I feel you though. I may wholly believe that we should age into ourselves, gracefully accept the limitations of growing older, but I am simultaneously buying Oil of Olay and rubbing it into my blossoming crow's feet. And I'm still perusing the Junior's section wondering why my breasts don't fit comfortably into the tiny, flat cups made for little girls.
20's?
I enjoyed them. A time without responsibility.....maybe not always such a great thing, hence the annoying sight of 'kidults' these days.
But hey, at least we were lucky enough not to face bullets.
Before my head goes on the chopping block. Let me say that not all folks in their early 20-somethings are flaky and irresponsible. However, there seems to be a dangerous trend in the majority of that age group that obsesses on celebrity worship and instant gratification that hasn't been seen in previous generations. Many cultural studies scholars have written essays about these trends, and their prognosis for the future of this early 20-something generation is not good. Thankfully, there are a portion of young people with good heads on their shoulders, and they will need them, because they will have to pull the rest of their generation from a horrible fate. Personally, I don't envy those bright folks.

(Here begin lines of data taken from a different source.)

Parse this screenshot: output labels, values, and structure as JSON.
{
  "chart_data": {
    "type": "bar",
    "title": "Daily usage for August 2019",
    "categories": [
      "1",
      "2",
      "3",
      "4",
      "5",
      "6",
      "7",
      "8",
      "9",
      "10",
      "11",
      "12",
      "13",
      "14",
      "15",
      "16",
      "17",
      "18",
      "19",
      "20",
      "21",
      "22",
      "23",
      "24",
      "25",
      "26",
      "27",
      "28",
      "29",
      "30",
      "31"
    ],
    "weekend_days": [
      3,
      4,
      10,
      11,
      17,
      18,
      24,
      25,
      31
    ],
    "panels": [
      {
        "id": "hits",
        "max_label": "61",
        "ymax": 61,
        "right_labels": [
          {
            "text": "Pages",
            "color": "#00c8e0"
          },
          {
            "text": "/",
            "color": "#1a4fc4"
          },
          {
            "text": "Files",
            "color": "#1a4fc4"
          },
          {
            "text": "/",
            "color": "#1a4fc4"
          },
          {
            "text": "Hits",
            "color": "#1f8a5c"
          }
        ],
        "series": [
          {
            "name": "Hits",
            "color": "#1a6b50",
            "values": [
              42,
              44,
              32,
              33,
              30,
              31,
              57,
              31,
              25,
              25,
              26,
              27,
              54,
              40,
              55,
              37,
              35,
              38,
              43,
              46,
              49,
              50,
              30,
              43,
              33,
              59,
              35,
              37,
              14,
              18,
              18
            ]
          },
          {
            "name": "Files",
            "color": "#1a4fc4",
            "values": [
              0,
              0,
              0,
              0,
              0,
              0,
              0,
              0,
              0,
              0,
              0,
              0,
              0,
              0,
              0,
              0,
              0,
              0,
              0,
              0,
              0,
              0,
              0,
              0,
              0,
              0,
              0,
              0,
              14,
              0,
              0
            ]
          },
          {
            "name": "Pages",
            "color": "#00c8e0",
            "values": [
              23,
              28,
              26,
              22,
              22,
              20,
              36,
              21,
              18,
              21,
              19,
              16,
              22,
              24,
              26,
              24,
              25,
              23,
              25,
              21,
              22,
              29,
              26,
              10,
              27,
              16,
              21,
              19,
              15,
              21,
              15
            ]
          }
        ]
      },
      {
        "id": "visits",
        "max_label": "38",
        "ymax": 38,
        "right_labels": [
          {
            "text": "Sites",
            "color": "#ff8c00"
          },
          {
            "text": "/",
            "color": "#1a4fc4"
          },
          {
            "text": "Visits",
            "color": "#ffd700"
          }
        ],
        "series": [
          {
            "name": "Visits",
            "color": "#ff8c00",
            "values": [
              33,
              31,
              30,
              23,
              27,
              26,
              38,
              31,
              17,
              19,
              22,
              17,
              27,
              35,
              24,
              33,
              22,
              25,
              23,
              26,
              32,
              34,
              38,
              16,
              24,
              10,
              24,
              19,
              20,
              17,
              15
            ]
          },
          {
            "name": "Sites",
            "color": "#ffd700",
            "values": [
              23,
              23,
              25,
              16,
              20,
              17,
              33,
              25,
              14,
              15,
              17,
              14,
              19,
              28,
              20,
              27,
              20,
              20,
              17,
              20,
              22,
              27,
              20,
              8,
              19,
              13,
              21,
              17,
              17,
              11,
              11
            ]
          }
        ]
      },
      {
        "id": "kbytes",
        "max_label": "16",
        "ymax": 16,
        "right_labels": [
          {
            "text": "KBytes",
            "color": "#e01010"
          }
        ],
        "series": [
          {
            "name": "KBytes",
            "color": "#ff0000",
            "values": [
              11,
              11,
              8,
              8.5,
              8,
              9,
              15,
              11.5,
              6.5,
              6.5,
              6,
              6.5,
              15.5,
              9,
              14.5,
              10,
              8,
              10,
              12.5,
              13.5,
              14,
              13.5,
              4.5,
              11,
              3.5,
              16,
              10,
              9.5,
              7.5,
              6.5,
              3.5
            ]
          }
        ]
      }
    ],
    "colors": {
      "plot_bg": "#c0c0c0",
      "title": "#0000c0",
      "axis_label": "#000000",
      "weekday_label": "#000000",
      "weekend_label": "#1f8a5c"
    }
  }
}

30 something? I remember being 30 something. I think. Never mind. Have fun getting old. I did. Still am. 'N I'm still flaky!!!
Teenagers are worse in England! A boy at the top of my street is 15 and a alcoholic. Dad let him sleep on our sofa one night as his parents locked him out. Mum was not pleased! She did make him some breakfast though. I don't think many people care anymore no matter how old they are, which is very sad. How can someone give up at 15?